Economic recovery key to limiting Indian banks' loan losses: Fitch

Oct 06, 2020

Mumbai (Maharashtra), October 6 : Indian banks face a tough operating environment in the near term as stressed loans and write-offs increase as a result of the economic fallout from the coronavirus pandemic, Fitch Ratings said on Tuesday.
But a swift economic recovery will be critical to limiting loan losses in what is likely to be a protracted period of weakness in the asset-quality cycle, it added.
Banks have been permitted by the Reserve Bank of India (RBI) to undertake a one-time restructuring exercise of loans affected by the Covid-19 pandemic which will provide relief in terms of bad loan recognition and provisioning.
However, said Fitch, the exercise could leave the sector saddled with a high bad-loan burden over the next few years if restructured loans do not perform according to agreed milestones.

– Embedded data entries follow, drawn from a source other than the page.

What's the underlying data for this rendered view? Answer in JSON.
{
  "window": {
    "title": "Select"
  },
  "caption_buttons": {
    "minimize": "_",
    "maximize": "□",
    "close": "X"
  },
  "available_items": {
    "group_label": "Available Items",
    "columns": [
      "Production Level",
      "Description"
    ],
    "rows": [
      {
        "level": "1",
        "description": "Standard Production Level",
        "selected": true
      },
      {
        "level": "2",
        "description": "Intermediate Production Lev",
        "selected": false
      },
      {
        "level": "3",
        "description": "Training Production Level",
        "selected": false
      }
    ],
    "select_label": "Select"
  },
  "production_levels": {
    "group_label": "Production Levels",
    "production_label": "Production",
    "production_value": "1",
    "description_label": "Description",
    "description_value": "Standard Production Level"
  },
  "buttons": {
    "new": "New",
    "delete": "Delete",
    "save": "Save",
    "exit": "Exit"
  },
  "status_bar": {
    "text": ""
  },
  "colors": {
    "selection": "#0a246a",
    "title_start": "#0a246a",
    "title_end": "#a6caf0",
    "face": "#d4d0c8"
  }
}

Central bank data shows that Indian banks wrote off nearly 85 billion dollars over FY14 to FY19 of which state-owned banks contributed nearly 80 per cent. The economic stress this time around is set to be deeper and more broad-based which could make restructuring more challenging.
Execution risk remains high, notwithstanding the safeguards built in by RBI in terms of tighter timelines, penal provisioning and more monitoring by the expert committee of loans beyond Rs 1,500 crore.

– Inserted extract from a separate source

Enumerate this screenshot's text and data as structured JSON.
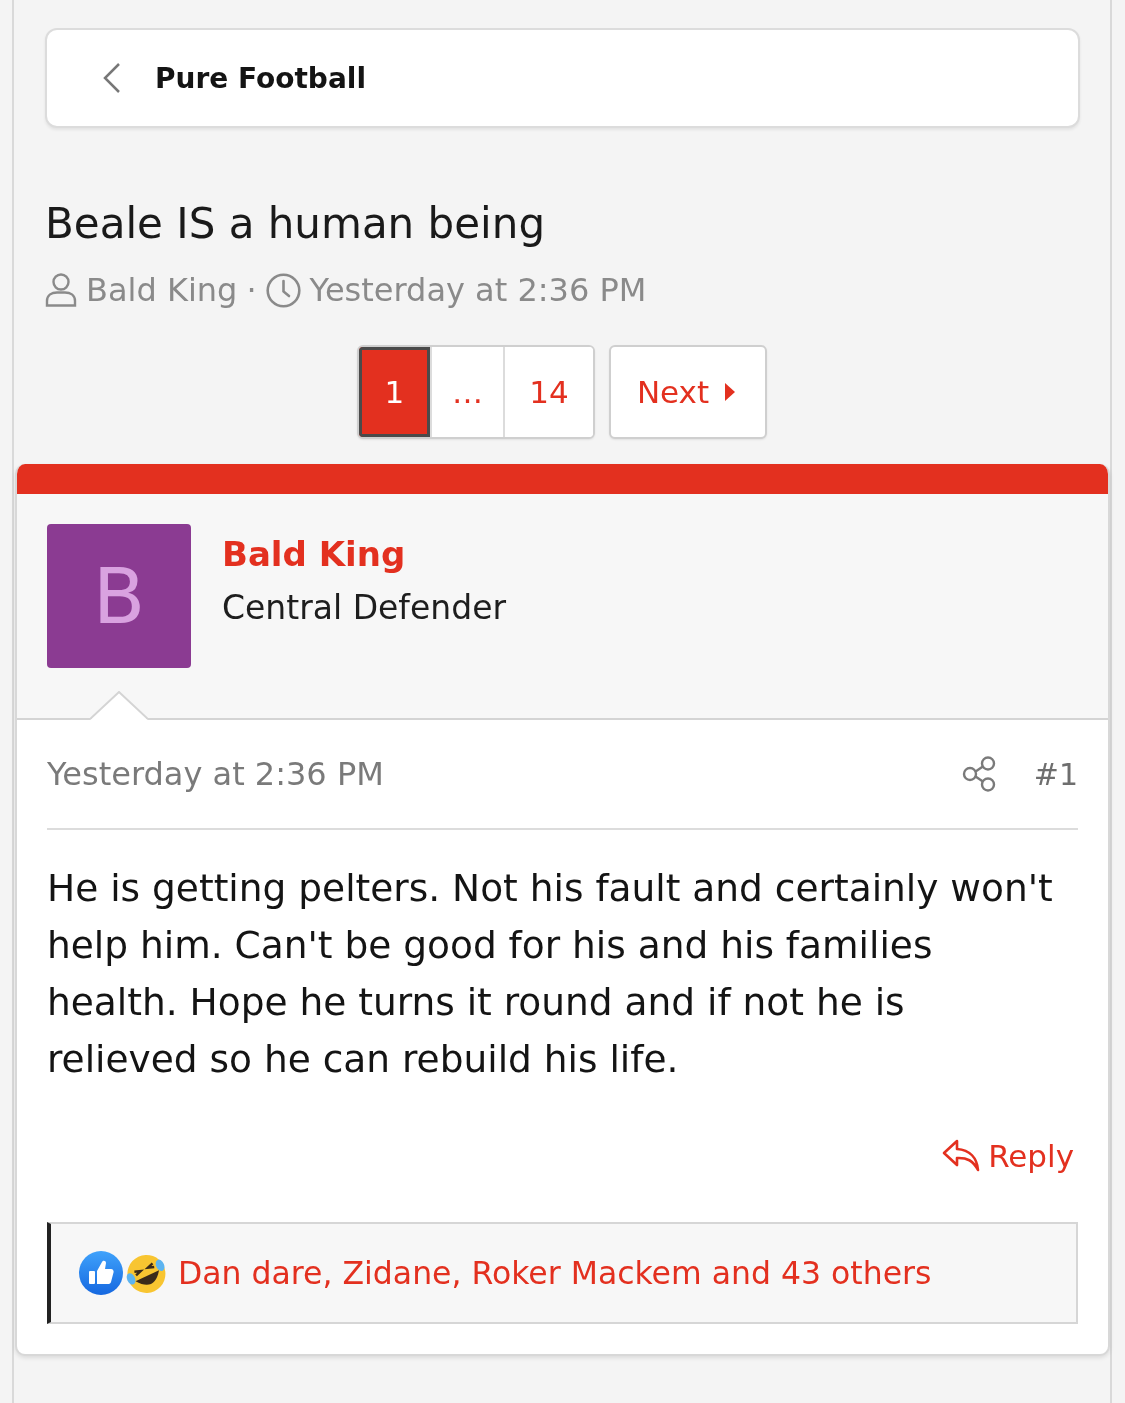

However, timelines are short since banks need to identify and agree upon a resolution plan by December including small retail loans and loans to micro-enterprises and SMEs which will sit outside the committee's purview.

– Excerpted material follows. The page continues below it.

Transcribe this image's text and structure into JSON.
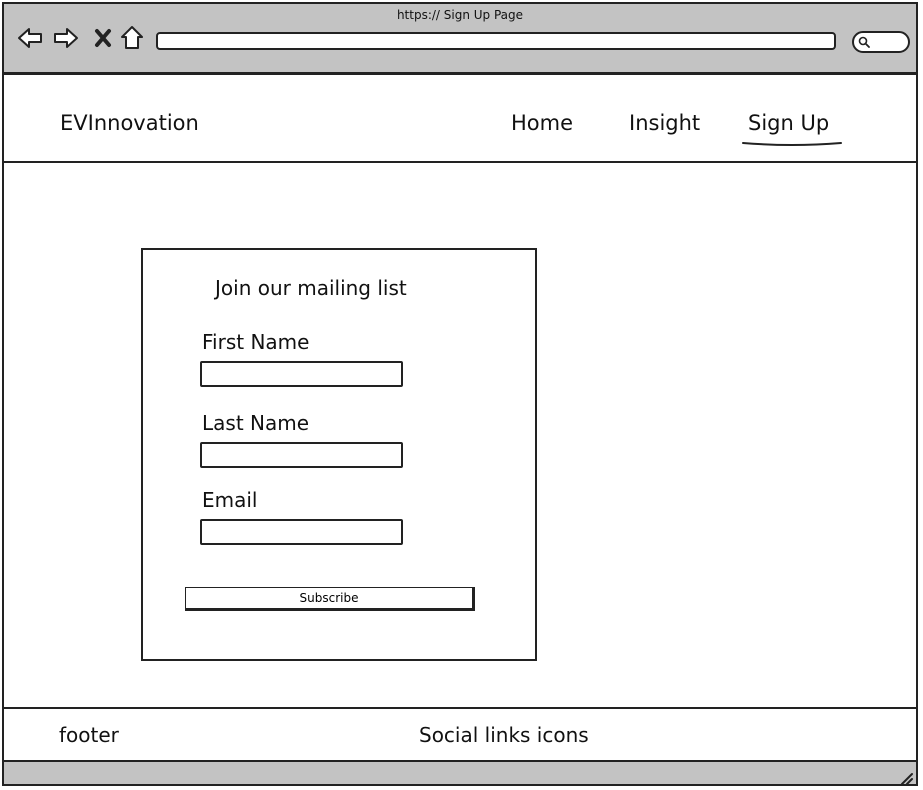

The authorities expect banks to implement resolution plans by June 2021. The relatively short timeline will add to implementation difficulties, particularly given that bankruptcy courts are not admitting fresh cases until December -- a deadline that Fitch said will be further extended.
Indian banks have a chequered record on the recovery and resolution of stressed loans, which reinforces our conservative expectations about the process, it added.
Fitch said the capital injection of 2.7 billion dollars for state banks proposed by Indian authorities in late September but not yet implemented appears inadequate in the context of the asset-quality challenges expected over the next 12 to 24 months.
"Without adequate capital, state banks may be forced to curtail lending growth, allowing private banks to gain market share in the medium term."